Anonymous wrote:Anonymous wrote:Anonymous wrote:I could actually speak my mind and say No 80% of the time, instead of saying yes 99% to be respectful. She is domineering, does not take no for an answer, her outdated and often ignorant and undereducated and closeminded ways are right in all matters. It drives me nuts.
Oh man, I also could have totally written this. My husband and I have been married 10 years now, and I've always been completely respectful, but I worry that one day I'm totally going to snap. For instance, last week, we took the kids there to see her and DH and I left and had lunch. And after we picked them up and as we were leaving, she said, "I don't see the kids enough, I need to come see them at your house." And then I think she realized how ridiculous she sounded telling us this right after she visited with the grandkids, so to correct herself, she said "that way, at your house, I can also see your dog." I had to bite my tongue. The real truth, as deciphered through my astute daughter-in-law filter, is that she probably wasn't happy that we dropped them off for a visit. She wanted us (I.e. Her son) to stay so that she could see HER baby - my husband. She knows that at our house, we can't leave and have lunch.
Or, seen from the other perspective, you used her for free babysitting and she didn't spend any time with the two of you.
Anonymous wrote:Anonymous wrote:I could actually speak my mind and say No 80% of the time, instead of saying yes 99% to be respectful.

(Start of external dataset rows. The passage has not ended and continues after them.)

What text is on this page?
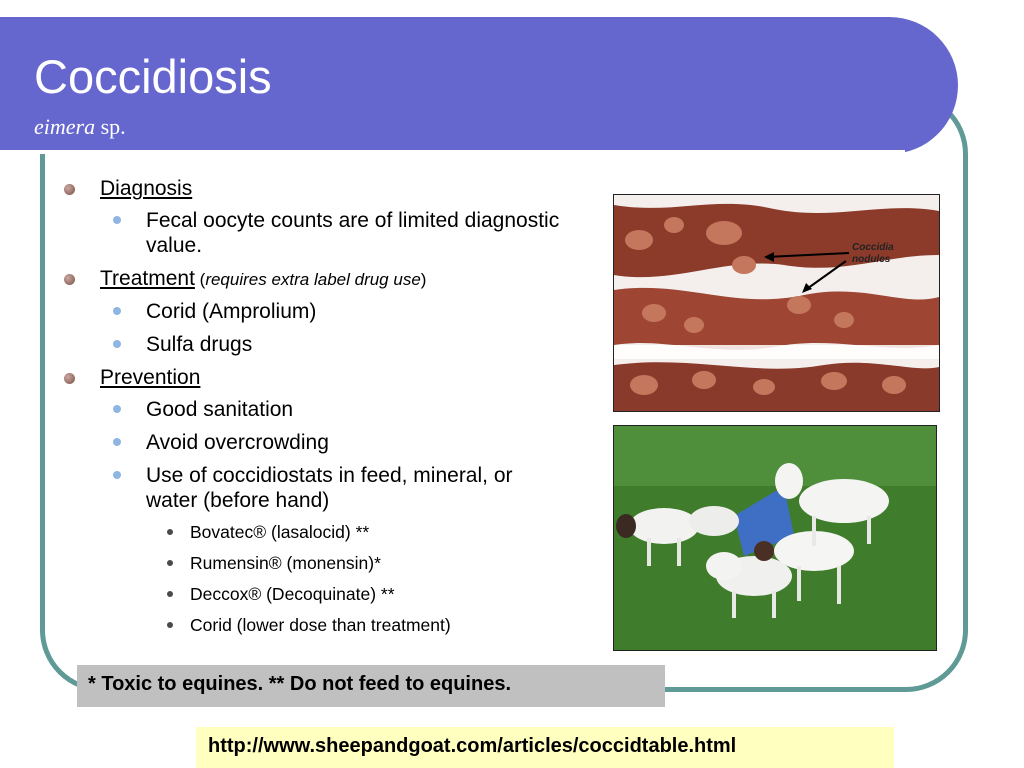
Coccidiosis
eimera sp.
Diagnosis
Fecal oocyte counts are of limited diagnostic value.
Treatment (requires extra label drug use)
Corid (Amprolium)
Sulfa drugs
Prevention
Good sanitation
Avoid overcrowding
Use of coccidiostats in feed, mineral, or water (before hand)
Bovatec® (lasalocid) **
Rumensin® (monensin)*
Deccox® (Decoquinate) **
Corid (lower dose than treatment)
Coccidia
nodules
* Toxic to equines. ** Do not feed to equines.
http://www.sheepandgoat.com/articles/coccidtable.html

She is domineering, does not take no for an answer, her outdated and often ignorant and undereducated and closeminded ways are right in all matters. It drives me nuts.
Oh man, I also could have totally written this. My husband and I have been married 10 years now, and I've always been completely respectful, but I worry that one day I'm totally going to snap. For instance, last week, we took the kids there to see her and DH and I left and had lunch. And after we picked them up and as we were leaving, she said, "I don't see the kids enough, I need to come see them at your house." And then I think she realized how ridiculous she sounded telling us this right after she visited with the grandkids, so to correct herself, she said "that way, at your house, I can also see your dog." I had to bite my tongue. The real truth, as deciphered through my astute daughter-in-law filter, is that she probably wasn't happy that we dropped them off for a visit. She wanted us (I.e. Her son) to stay so that she could see HER baby - my husband. She knows that at our house, we can't leave and have lunch.
Anonymous wrote:I could actually speak my mind and say No 80% of the time, instead of saying yes 99% to be respectful. She is domineering, does not take no for an answer, her outdated and often ignorant and undereducated and closeminded ways are right in all matters. It drives me nuts.
Anonymous wrote:Mine isn't from another country, but I'm not a full fledged equal adult because I'm 20+ years younger than she is. That automatically means I'm not as capable as she is, at almost anything.